The Cambie Street Grounds were eventually named after Albert – the Canadian Pacific Railway initially cleared the land, and subsequently sold it to the Park Board in 1904. In 1946, in a complex land deal the site was leased as the bus depot, and more recently it has become a parking lot, curiously still known officially as Larwill Park (a name the Park Board eventually bestowed in 1943). If the Vancouver Art Gallery successfully find a way to develop on the site, the Larwill name association is probably likely to fade.

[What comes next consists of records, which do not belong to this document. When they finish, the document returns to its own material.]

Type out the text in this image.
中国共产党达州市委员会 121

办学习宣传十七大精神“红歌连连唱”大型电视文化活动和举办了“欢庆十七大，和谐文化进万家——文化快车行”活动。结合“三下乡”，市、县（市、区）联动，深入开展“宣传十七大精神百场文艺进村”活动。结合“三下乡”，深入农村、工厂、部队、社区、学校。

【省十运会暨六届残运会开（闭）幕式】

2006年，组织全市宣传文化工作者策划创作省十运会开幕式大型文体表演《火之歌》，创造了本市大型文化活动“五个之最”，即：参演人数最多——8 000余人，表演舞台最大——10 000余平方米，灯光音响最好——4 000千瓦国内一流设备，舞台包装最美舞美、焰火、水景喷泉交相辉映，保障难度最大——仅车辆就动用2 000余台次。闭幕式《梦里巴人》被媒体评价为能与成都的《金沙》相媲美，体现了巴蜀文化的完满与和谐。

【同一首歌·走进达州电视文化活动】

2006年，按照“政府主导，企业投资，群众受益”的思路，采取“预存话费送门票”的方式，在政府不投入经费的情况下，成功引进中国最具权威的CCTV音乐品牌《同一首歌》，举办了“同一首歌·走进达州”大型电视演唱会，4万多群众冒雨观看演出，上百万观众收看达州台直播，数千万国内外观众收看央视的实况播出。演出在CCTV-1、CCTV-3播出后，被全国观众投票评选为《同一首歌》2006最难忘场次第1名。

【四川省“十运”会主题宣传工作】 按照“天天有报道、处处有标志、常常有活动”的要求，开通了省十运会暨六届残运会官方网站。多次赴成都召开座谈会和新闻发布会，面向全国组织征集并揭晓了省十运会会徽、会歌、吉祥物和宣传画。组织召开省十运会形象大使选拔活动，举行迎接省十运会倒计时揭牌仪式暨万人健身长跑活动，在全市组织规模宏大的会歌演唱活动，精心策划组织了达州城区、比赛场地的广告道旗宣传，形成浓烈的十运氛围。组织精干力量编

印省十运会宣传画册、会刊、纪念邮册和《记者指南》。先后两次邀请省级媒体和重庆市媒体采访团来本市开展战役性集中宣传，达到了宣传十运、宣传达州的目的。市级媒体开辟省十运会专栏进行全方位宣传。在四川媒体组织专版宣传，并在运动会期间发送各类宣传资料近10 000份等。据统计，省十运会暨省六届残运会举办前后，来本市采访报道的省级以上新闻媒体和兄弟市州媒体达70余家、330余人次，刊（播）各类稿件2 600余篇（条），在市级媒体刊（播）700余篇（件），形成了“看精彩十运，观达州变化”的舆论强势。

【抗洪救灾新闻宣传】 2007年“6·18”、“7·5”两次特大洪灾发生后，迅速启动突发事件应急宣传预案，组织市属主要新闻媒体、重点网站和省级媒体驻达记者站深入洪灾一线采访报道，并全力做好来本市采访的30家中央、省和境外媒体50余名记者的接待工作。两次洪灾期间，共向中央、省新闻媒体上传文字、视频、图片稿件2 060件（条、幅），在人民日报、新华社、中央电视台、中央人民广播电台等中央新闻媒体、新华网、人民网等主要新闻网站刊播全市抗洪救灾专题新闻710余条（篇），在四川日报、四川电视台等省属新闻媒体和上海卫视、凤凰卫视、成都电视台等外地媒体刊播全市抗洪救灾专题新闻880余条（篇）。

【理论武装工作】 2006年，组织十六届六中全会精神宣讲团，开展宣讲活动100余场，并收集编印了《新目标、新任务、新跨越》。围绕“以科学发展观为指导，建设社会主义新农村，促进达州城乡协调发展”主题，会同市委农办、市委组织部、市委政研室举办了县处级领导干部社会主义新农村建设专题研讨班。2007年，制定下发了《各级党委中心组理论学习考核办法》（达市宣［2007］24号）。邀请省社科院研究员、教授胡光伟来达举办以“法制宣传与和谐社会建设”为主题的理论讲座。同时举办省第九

Albert’s 1911 obituary noted the thousands of youngsters he had coached in lacrosse, baseball, cricket and football. He was originally from Chatham, Ontario, and having arrived in 1886 he built a shack on a piece of land that became the Cambie Street Grounds, and lived there for 20 years, establishing in the process (the Daily World claimed) ‘squatter’s rights’. On taking control of the land the Park Board named him caretaker, and built a new home for him (and the associated changing rooms for the facility) in the same location his home had always been, in the corner of the grounds across the street. An Archives picture of the Cambie Street Grounds from 1897 show the Athletic Club site with nothing substantial constructed here, and one in the mid to late 1900s show a snow-covered construction site. According to the permit it was designed by an architect we’ve never come across before – A Clive.
There are no residents – or architects – called Clive that we can find; we’re thinking this is more likely to be Albert Cline, a builder who frequently called himself an architect and drew up plans for projects that were built by other contractors. For example there are several building permits for substantial buildings in 1911 in the same year that Albert, an American with a Canadian wife, described himself in the census as a carpenter. He was new in town in 1906, so it’s understandable that the newspaper might make a mistake with his name. He described himself in the street directory as a builder: there was one other person called Cline in town, William, who was a contractor. He didn’t get to build the Athletic Club: the contractor of the building was listed as W Twambly, and Alex McLean was responsible for the concrete work of the footings. William Twambly was a carpenter, and Alexander McLean was a mason.
Like the YMCA next door (to the west) the site today has the Amec office building – although where the Athletic Club stood is now mostly open space as the tunnel running under the site limits the ability of the location to take the weight of a significant structure.